Increased knowledge of land law and dispute resolution techniques are important tools to help farmers realise their HLP rights in Mon State, but accessing the protection offered by the state land registration mechanisms should also be promoted. The input from farmers and key informants indicates that very few farmers in the study area are in possession of Land Use Certificates (LUCs) under the 2012 Farmland law. The majority hold their land under customary recognition, making these parcels vulnerable to land grabs by other actors. The reluctance to engage with the formal system is a result of lack of awareness, language barriers, fear of authority and prohibitive costs. A simple solution to this situation would be for NRC to expand its activities to directly assisting beneficiaries through its partner network to obtain LUCs, as is currently being done by Lokha Ahlin and the Human Rights Foundation of Monland (and by Ecodev in Myeik area, Tanintharyi and Spectrum in Kachin State). This activity would go hand in hand with the awareness raising efforts mentioned above, which would highlight to farmers why registration is critical.
Decades of conflict and land-grabbing across Mon State have resulted in thousands of acres of land being confiscated by a variety of actors. The vast majority of this land has yet to be returned. As most of these confiscations took placed during the military dictatorship, in very few cases was compensation paid, and if it was, it was not at market value. Although feedback indicated that cases involving the military are still too difficult to resolve for local CSOs, there have been successes through the formal legal system in prosecuting cases where the actors involved have been government and/or companies. Resolution of these cases usually results in return of lands where government was involved, or compensation being paid where companies were involved. Legal aid providers in Mawlamyine and across Myanmar have had limited successes with strategic litigation including in cases even where incomplete land documentation was available.

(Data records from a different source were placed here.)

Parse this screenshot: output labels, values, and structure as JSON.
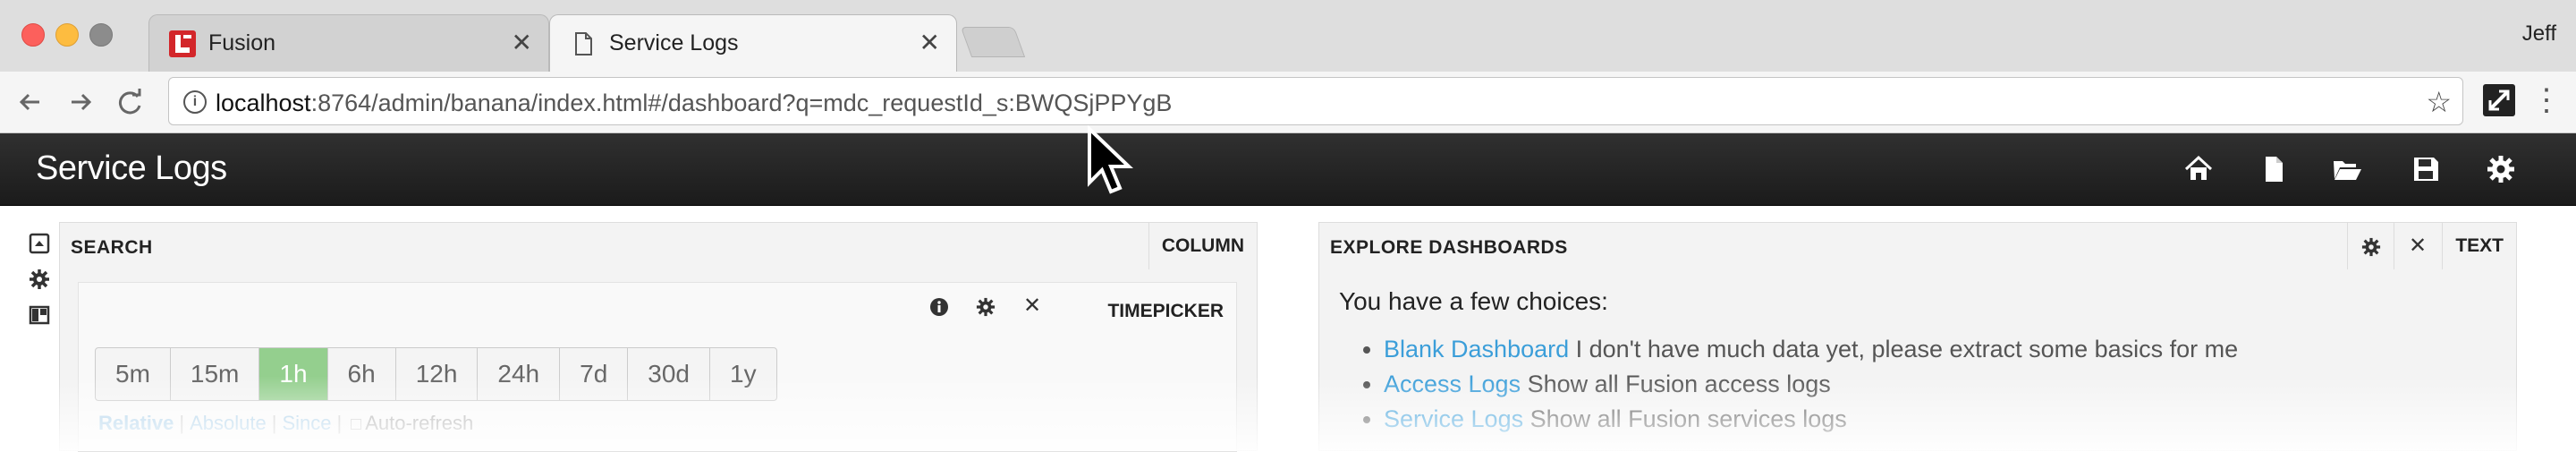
{
  "browser": {
    "tabs": [
      {
        "label": "Fusion",
        "active": false
      },
      {
        "label": "Service Logs",
        "active": true
      }
    ],
    "profile_name": "Jeff",
    "url_host": "localhost",
    "url_rest": ":8764/admin/banana/index.html#/dashboard?q=mdc_requestId_s:BWQSjPPYgB",
    "icons": {
      "back": "back-arrow-icon",
      "forward": "forward-arrow-icon",
      "reload": "reload-icon",
      "info": "info-icon",
      "bookmark": "star-icon",
      "extension": "extension-icon",
      "menu": "menu-dots-icon"
    }
  },
  "app": {
    "title": "Service Logs",
    "nav_icons": [
      "home-icon",
      "new-file-icon",
      "open-folder-icon",
      "save-icon",
      "gear-icon"
    ],
    "side_icons": [
      "collapse-icon",
      "gear-icon",
      "layout-icon"
    ]
  },
  "search_panel": {
    "title": "SEARCH",
    "tag": "COLUMN",
    "timepicker": {
      "tag": "TIMEPICKER",
      "buttons": [
        "5m",
        "15m",
        "1h",
        "6h",
        "12h",
        "24h",
        "7d",
        "30d",
        "1y"
      ],
      "selected": "1h",
      "modes": {
        "relative": "Relative",
        "absolute": "Absolute",
        "since": "Since",
        "auto_refresh": "Auto-refresh"
      }
    }
  },
  "explore_panel": {
    "title": "EXPLORE DASHBOARDS",
    "tag": "TEXT",
    "intro": "You have a few choices:",
    "items": [
      {
        "link": "Blank Dashboard",
        "text": " I don't have much data yet, please extract some basics for me"
      },
      {
        "link": "Access Logs",
        "text": " Show all Fusion access logs"
      },
      {
        "link": "Service Logs",
        "text": " Show all Fusion services logs"
      }
    ]
  },
  "colors": {
    "appbar": "#222222",
    "active_time": "#94cf8e",
    "link": "#3b9ed9"
  }
}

It is therefore the conclusion of this assessment that while CDR methods are highly beneficial in assisting to resolve land disputes at the village and village tract level, the resolution of land confiscation disputes involving more powerful actors requires the coercive power of the court system, since the administrative system cannot be relied on. Successful strategic litigation of would act as a deterrent to future actors planning on grabbing farmland and may result in either the return of grabbed lands or the payment of adequate compensation. This would enhance the standing of NRC and its partners among the beneficiary communities (and hopefully prevent reduced engagement caused by only engaging with them through training and awareness raising) by providing an example of how communities can be empowered to challenge illegal confiscations and see practical results.